I have also started using “The Divine Hours” – that is, fixed hour prayer.  I am using the collection put together by Phyllis Tickle.  There are supposed to be four times for fixed hour prayer(morning, afternoon, evening, before turning in)… though admittedly I have only been consistent in two thus far (morning and afternoon).  While I once was opposed to written prayers, I am learning to appreciate them more – recognizing that hundreds/thousands of Christians across the globe are praying similar prayers at the same time.

A final practice that I am instituting is a “Hymn of the Week.”  Each week I will choose a new hymn to learn and reflect on, recognizing that hymns often do a much better job of reflecting theology and truth than contemporary praise songs do.  For now I will start out with hymns that I am familiar with and love… but hopefully as the weeks pass I will branch out to lesser known pieces, finding beauty and truth in words written long ago, but new to me.  For this first week I have chosen “Holy! Holy! Holy!” and was surprised to find how well it fit with the Divine Hours.  The theme I picked up in The Divine Hours was that of ‘name’ – the naming of Jesus after his dedication and God’s “name.”  In its third verse, the hymn declares, “All thy works shall praise thy name, in earth and sky and sea.”

I do not know how long these new practices will last.  They may fizzle out after a few weeks, but I hope not… I hope they turn into life-giving rhythms.

On a side note, I love Roman Krznaric‘s call for “New Year’s Explorations” rather than resolutions (Roman blogs on ‘Empathy’).  He writes: “Expanding your empathy might offer just what you are looking for.

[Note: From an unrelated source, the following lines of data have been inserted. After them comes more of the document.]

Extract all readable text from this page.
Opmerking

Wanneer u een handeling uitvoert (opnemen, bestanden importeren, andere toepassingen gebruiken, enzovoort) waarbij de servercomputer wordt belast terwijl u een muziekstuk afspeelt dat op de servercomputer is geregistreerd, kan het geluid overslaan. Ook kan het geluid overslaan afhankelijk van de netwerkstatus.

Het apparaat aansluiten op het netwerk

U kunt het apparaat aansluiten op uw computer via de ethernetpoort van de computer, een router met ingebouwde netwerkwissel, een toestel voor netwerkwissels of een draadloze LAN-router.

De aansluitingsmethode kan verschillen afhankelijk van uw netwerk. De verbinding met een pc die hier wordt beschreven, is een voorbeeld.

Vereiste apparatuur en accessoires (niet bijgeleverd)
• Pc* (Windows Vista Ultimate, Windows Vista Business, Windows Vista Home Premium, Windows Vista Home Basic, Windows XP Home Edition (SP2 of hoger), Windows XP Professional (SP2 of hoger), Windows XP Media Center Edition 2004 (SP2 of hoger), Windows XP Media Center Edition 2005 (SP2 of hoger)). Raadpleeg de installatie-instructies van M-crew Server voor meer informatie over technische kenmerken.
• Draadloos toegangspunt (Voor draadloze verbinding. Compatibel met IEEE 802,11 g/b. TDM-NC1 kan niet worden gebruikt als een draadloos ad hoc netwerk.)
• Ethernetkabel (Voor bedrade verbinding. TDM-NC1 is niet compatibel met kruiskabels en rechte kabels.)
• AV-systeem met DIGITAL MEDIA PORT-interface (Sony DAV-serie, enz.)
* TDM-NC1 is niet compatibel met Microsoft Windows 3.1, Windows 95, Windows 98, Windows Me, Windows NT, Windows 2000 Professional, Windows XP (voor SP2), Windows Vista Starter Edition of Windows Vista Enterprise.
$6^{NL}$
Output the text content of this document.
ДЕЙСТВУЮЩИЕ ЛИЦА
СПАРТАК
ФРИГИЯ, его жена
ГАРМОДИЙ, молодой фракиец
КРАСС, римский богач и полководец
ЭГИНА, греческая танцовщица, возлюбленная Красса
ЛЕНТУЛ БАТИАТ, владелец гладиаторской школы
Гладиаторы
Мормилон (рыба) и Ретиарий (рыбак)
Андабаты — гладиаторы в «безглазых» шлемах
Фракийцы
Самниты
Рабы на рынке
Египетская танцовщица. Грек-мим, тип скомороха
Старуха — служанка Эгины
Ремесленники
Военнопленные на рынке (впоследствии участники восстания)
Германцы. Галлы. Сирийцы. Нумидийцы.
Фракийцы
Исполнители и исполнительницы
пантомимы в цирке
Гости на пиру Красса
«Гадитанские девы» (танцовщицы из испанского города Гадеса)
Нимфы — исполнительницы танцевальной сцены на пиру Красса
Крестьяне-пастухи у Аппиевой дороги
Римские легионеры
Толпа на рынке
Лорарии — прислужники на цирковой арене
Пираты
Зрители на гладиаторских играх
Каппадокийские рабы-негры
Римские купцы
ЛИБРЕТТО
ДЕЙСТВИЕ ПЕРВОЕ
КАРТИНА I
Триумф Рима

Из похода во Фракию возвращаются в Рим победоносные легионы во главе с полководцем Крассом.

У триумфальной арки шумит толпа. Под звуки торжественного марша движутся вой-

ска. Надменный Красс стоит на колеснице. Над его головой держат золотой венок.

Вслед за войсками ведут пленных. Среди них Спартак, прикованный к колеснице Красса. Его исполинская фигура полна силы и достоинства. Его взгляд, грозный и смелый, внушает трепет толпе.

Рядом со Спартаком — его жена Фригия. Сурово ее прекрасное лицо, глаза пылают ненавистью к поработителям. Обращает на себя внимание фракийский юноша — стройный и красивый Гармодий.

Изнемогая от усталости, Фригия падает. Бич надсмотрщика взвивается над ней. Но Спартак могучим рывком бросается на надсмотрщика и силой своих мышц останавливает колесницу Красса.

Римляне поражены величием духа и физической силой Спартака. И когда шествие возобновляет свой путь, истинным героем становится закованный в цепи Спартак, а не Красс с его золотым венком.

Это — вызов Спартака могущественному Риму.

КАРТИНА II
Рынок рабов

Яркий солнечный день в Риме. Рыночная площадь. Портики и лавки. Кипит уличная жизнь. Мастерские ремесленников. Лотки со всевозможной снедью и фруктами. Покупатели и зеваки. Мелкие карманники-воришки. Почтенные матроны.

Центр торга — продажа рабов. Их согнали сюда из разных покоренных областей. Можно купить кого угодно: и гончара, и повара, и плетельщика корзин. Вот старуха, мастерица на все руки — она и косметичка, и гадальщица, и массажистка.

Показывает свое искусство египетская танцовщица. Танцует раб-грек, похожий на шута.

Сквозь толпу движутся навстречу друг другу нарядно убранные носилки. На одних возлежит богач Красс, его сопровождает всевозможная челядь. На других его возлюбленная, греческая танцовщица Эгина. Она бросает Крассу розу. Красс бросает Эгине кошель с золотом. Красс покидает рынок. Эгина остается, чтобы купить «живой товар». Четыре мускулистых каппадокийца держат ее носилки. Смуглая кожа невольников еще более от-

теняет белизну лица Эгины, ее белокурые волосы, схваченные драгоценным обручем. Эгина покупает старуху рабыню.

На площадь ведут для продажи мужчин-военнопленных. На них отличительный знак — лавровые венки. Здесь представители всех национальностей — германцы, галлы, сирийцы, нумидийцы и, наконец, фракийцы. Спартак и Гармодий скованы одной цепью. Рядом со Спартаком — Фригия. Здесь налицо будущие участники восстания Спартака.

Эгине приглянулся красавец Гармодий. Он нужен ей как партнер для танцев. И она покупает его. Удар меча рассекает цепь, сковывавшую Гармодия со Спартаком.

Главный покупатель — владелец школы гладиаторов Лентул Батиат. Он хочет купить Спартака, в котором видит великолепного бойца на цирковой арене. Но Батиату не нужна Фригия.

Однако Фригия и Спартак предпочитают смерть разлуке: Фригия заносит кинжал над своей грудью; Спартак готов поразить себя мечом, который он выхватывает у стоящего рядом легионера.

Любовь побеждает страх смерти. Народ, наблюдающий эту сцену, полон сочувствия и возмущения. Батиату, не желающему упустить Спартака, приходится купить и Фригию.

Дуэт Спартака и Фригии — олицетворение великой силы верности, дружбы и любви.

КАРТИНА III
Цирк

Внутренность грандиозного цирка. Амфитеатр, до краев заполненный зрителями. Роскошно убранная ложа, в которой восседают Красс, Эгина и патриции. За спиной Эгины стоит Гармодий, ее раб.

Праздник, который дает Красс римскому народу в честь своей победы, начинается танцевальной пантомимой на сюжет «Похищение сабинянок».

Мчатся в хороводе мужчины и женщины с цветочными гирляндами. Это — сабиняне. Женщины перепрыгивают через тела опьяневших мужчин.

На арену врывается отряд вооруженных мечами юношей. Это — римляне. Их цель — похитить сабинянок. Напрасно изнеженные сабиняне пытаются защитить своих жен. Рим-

Empathising is an avant-garde form of travel in which you step into the shoes of another person and see the world from their perspective.  It is the ultimate adventure holiday – far more challenging than a bungee jump off Victoria Falls or trekking solo across the Gobi desert.”




2 responses

11 01 2010

I’m looking at and there is a book by Philis entitled “The Divine Hours” and then there are several different books with that title but for specific seasons (ex. summertime). Which do you have?

11 01 2010

I have every season. …working through “Autumn and Wintertime” right now.